Children Fight In Three Out of Four Wars Worldwide

More than 300,000 young people under the age of 18 are actively involved in armed conflicts worldwide. Despite international laws prohibiting the practice, children as young as eight, including girls, are recruited in armed rebel groups, militias and even government forces.

According to a United Nations report on children in armed conflict, some military commanders prefer conscription of child soldiers because they are, as the report puts it, “more obedient and easier to manipulate than adult soldiers.” Children are recruited at orphanages and in refugee camps or simply abducted from their homes.

“The rebels came in the night and arrested me. At that time I was eight years old,” says a boy from Sierra Leone who was forced to fight for the rebels who kidnapped him.

Deborah George, an American journalist who covered the armed conflict in Sierra Leone, notes that many of the recruited children had seen their family killed and were persuaded that fighting was the right thing to do. Others, she says, were manipulated in different ways, often through the use of terror.

"I know that children were often - as part of their integration process - forced to commit atrocities relatively soon after they were kidnapped in order to separate them from the community and bond them to the fighters," says Ms George.

"When we refused they would shoot us," confirms the kidnapped Sierra Leone boy. "That’s why we did what we did. I did it – I killed somebody.”

Deborah George says young soldiers in Sierra Leone were also drugged. “That was very, very common. Most of them when they were fighting, were on drugs -- all different kinds of drugs, from marijuana to PCP. There certainly were a lot of drugs available during the war,” says Ms George.

Over 7,000 children were used as soldiers in the Sierra Leone conflict, which ended in 2001. But recruiting children into armed forces has increased worldwide in the past decade or so because arms have become lighter in weight and easier to handle. Peter Singer, author of the book “Children at War”, says that today, children are fighting in three out of every four wars in the world.

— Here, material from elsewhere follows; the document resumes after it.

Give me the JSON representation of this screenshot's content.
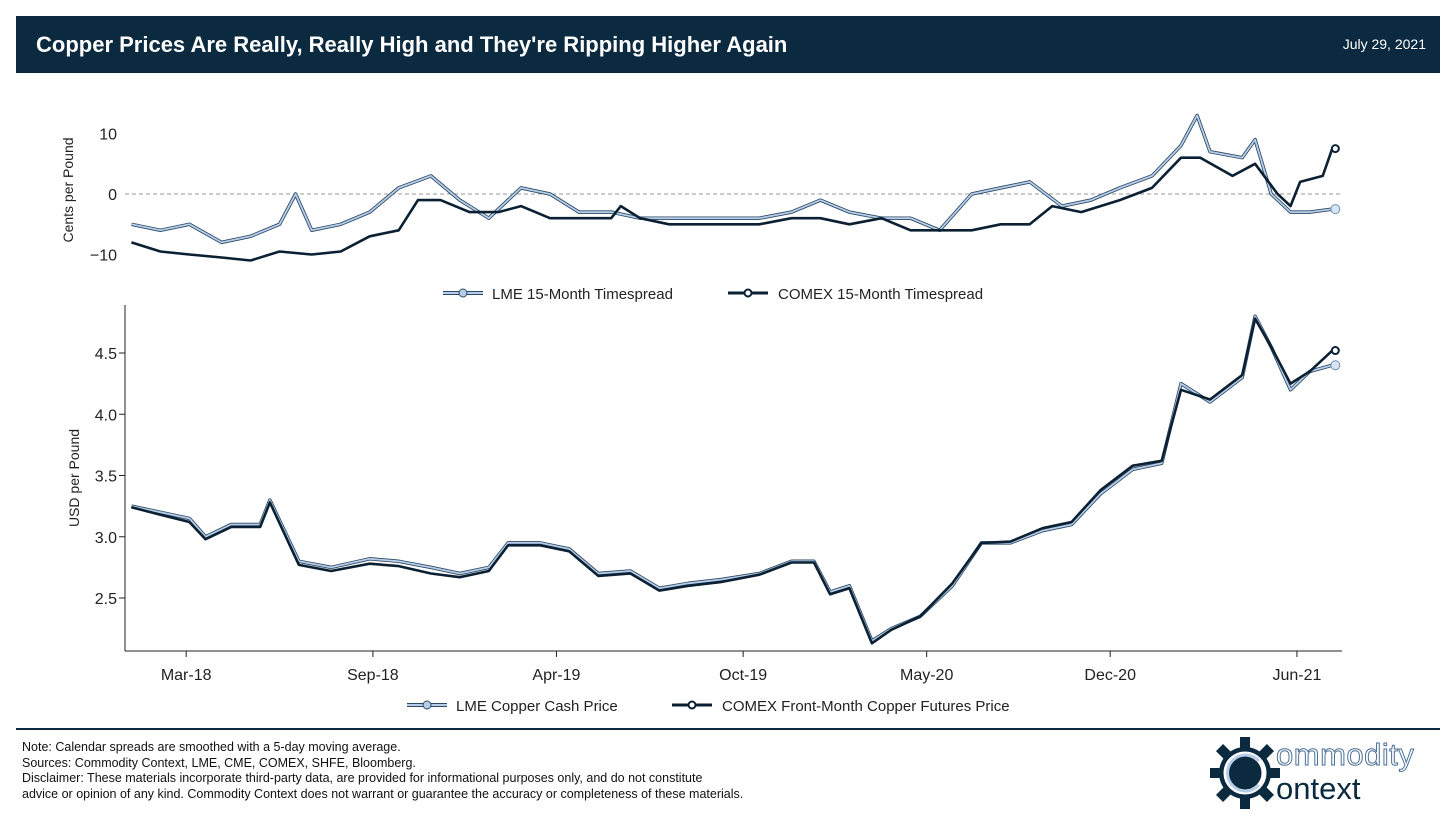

“You name the war, they are there, whether it is Afghanistan or Iraq to Myanmar. So it is a global problem and unfortunately it is a global problem that’s growing. It’s spreading almost like a virus. You can see that for example in West Africa where it first started in Liberia. Then groups in Sierra Leone started using child soldiers, then groups in Guinea, then in Ivory Coast, then back in Liberia. And actually, you can find former Liberian child soldiers that traveled as far as Congo, more than 1609.3 kilometers away, to serve in wars there.”

Peter Singer says warlords and rebel leaders have quickly learned there are advantages to using children instead of adult fighters and the practice has spread like wildfire.

“Sometimes these groups are even teaching each other. For example, there is a group in Nepal that first started using child soldiers after joint training with rebel groups from India and the Shining Path from Peru," says Mr. Singer.

Child advocates around the world warn of the consequences of using children in armed conflicts. The practice is not only destructive for children who hardly know any life without war and terror but also for the community which they have left.

“You’ll find 16 or 17 year olds that used to be child soldiers, they may not be able to read, they may not be able to do arithmetic anything more than two plus two, but they can field strip an AK-47 rifle in just a couple of minutes. And so if they don’t get support in terms of demobilization, demilitarization, rehabilitation, education, schooling, etc., then they are lost and they may turn back to violence or those adult leaders may try to take advantage of them again.” The availability of children experienced in warfare perpetuates violence and even civil conflicts, says the author.

International laws ban the recruitment of those under the age of 18 into armed forces. Most countries are signatories, but even governments often break the law. Peter Singer says there are no consequences for ignoring the global statutes.

“For example the UN Security Council recently had another report where they identified the groups that are using child soldiers and yet we haven’t got to the consequence stage of actually holding these groups accountable and not only saying you are doing these bad thing, but these are the things that are going to happen to you because of that, indicting these guys as war criminals, having sanctions against these groups, but also sanctioning the groups that trade with them.”

Last year, the Special Court for war crimes committed in Sierra Leone's civil war, affirmed that the recruitment and use of child soldiers was a war crime. It says it will prosecute the perpetrators. Human rights groups around the world hailed what they called the Court’s "historic decision." Now they say other countries with child soldiers must follow that example.